An estimate for the error is $(r.x_eps)
with f(x̂) = $(r.f_eps)."""
print(io,str)
end
which will print out different information if it converges or not. Notice also that we have used the string interpolation
$( ) explained in
Chapter 2, however need to include the parentheses around these variables because we want the field to be looked up. (You can remove the
() around one of the variables to see what happens--there will be an error.)
If we now run Newton’s method on
\(f(x)=x^2-2\) with
newton(x->x^2-2,1) then we get:
The root is approximately x̂ = 1.4142135623730951
An estimate for the error is 1.5947429102833119e-12
with f(x̂) = 4.440892098500626e-16
which took 5 steps
and then if we run it on a function that does not have a root.

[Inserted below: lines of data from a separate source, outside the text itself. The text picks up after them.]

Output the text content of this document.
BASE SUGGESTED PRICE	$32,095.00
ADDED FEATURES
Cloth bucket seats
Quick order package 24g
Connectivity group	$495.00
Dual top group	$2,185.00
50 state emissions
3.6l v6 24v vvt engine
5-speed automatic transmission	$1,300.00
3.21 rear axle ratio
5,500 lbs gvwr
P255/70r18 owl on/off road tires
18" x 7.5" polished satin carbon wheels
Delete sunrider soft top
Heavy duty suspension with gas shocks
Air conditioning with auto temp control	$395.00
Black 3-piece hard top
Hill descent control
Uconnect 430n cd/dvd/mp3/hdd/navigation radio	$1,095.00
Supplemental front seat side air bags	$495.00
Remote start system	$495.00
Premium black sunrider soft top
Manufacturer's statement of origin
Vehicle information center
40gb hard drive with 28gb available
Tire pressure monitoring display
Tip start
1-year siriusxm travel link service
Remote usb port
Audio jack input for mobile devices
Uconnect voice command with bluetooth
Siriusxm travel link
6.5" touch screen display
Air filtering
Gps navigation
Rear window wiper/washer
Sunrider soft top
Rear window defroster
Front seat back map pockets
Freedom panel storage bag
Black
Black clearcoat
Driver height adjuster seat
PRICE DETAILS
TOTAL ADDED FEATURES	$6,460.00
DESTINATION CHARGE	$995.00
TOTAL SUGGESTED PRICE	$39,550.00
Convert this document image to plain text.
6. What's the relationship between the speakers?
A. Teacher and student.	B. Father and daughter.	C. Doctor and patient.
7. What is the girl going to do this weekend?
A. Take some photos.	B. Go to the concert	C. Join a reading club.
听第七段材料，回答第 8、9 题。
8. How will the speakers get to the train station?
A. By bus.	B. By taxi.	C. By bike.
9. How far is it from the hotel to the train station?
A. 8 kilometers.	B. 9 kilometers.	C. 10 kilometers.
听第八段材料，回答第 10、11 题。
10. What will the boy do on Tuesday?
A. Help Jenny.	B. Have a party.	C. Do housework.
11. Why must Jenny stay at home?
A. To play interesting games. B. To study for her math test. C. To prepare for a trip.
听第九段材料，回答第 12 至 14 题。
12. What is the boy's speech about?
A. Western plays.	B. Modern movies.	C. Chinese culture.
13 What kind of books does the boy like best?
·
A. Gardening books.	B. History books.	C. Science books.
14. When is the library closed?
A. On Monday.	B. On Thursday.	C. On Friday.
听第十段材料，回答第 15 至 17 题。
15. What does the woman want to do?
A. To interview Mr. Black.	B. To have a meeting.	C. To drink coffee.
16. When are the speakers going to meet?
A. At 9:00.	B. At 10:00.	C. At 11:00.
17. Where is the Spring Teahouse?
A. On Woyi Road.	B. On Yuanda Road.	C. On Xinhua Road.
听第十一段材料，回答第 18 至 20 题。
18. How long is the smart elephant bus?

Recall in
Chapter 10, we ran Newton’s method on
\(f(x)=x^2+1\text{.}\) Since
\(x^2\) is nonnegative then the function
\(x^2+1\) is positive and so never is zero. If we enter
newton(x->x^2+1,1.1) then the result is
The root was not found within 10 steps.
Currently, the root is approximately x̂ = 0.030421004027873844.
An estimate for the error is 1.0004626117382218
with f(x̂) = 1.0009254374860639.
And now it’s clear that Newton’s method did not converge within 10 steps and there is information about the estimated root and it’s error.
Check Your Understanding 12.3.
Adapt the
Root struct and the
newton function to include the following:
(a)
Extend the
Root struct to include an array of the x values that save all of the steps of Newton’s method. (Recall that you will need to restart the kernel to change the
struct).
(b)
Store the
x values that Newton’s method iterates through and then assign them to the
Root datatype. You will need to update the
newton method. Before the
while loop, set the array equal to the initial point
x1 and each time in the while loop perform, push the new value of
x1 to the end of the array.
(c)
Write a
showSteps function that takes in an object of type
Root and prints out a table of the x values.